Es gibt andere Regionen, die stärker profitieren als Ibbenbüren, klar. Aber dort sind auch die Problemlagen ganz andere als die, die wir hier haben.

Worin sehen Sie die größten Vorteile der EU die Bürgerinnen und Bürger?

Dr. Marc Schrameyer: Die Grundfreiheiten. Das Thema Grundfreiheiten wird viel zu selten hervorgehoben.

Es ist noch gar nicht so lange her, dass wir an den Grenzen gestanden haben und noch Ausweise kontrolliert wurden. Die persönliche Reisefreiheit, die Freiheit, überall in Europa leben und arbeiten zu können, ganz egal, wo ich bin, und überall auf die gleichen Rechte und Mindeststandards zugreifen zu können: Das ist etwas, das vielen Bürgerinnen und Bürgern noch gar nicht so klar ist, was das für ein wahnsinniger Vorteil ist, den wir da haben. Oder auch die Niederlassungsfreiheit für Unternehmen: Ich muss heute nicht mehr den Nationalstaat fragen, ob ich eine Niederlassung in Polen in Ungarn, in Schweden oder wo auch immer aufmachen kann oder darf. Und was man auch nicht verkennen sollte: Wir haben hier mit der EU den größten Wirtschaftsraum weltweit geschaffen. Rund 65 Prozent unseres gesamten Warenverkehrs werden in der EU selbst abgewickelt; nur 35 Prozent des Warenverkehrs gehen in den Export außerhalb der EU. Dieser weltweit einmalige Wirtschaftsraum sichert unseren Wohlstand und den Frieden in Europa.

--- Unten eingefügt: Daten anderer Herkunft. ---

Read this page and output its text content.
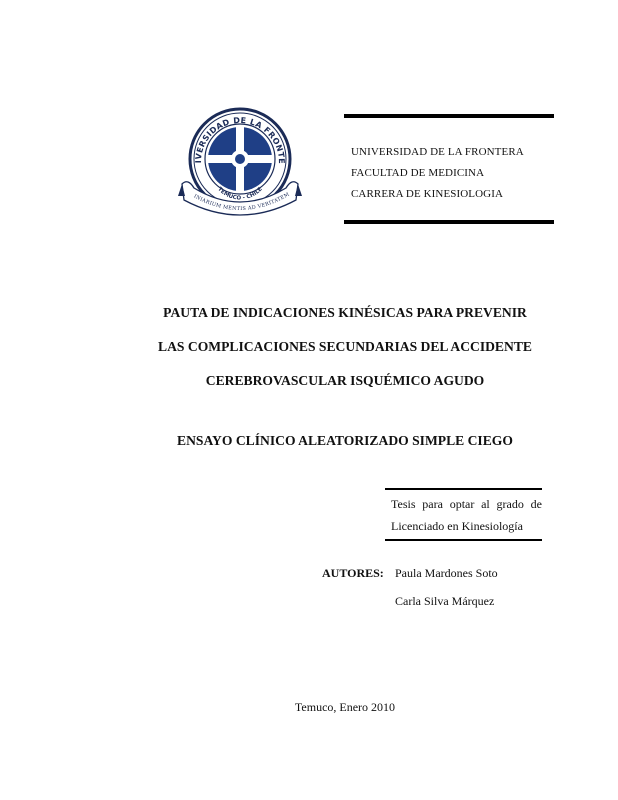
IVERSIDAD DE LA FRONTE
TEMUCO - CHILE
INIARIUM MENTIS AD VERITATEM
UNIVERSIDAD DE LA FRONTERA
FACULTAD DE MEDICINA
CARRERA DE KINESIOLOGIA
PAUTA DE INDICACIONES KINÉSICAS PARA PREVENIR
LAS COMPLICACIONES SECUNDARIAS DEL ACCIDENTE
CEREBROVASCULAR ISQUÉMICO AGUDO
ENSAYO CLÍNICO ALEATORIZADO SIMPLE CIEGO
Tesis para optar al grado de
Licenciado en Kinesiología
AUTORES: Paula Mardones Soto
Carla Silva Márquez
Temuco, Enero 2010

Wo sehen Sie Europa in 25 Jahren?

Dr. Marc Schrameyer: In der Süddeutschen Zeitung habe ich eine Forderung nach „Vereinigten Staaten von Europa“ gelesen. Und ja: Eigentlich ist das die Perspektive, die wir brauchen. Wir arbeiten ja sogar Stück für Stück darauf hin. Ein gemeinsamer EU-Verfassungsentwurf ist leider gescheitert, weil sich nicht alle Länder darauf einigen konnten. Wenn wir aber das Projekt Europa weiter voranbringen wollen, werden wir um eine gemeinsame Verfassung und Regierung nicht herum kommen. Wir müssen den Mut haben, diesen Schritt gemeinsam irgendwann zu gehen.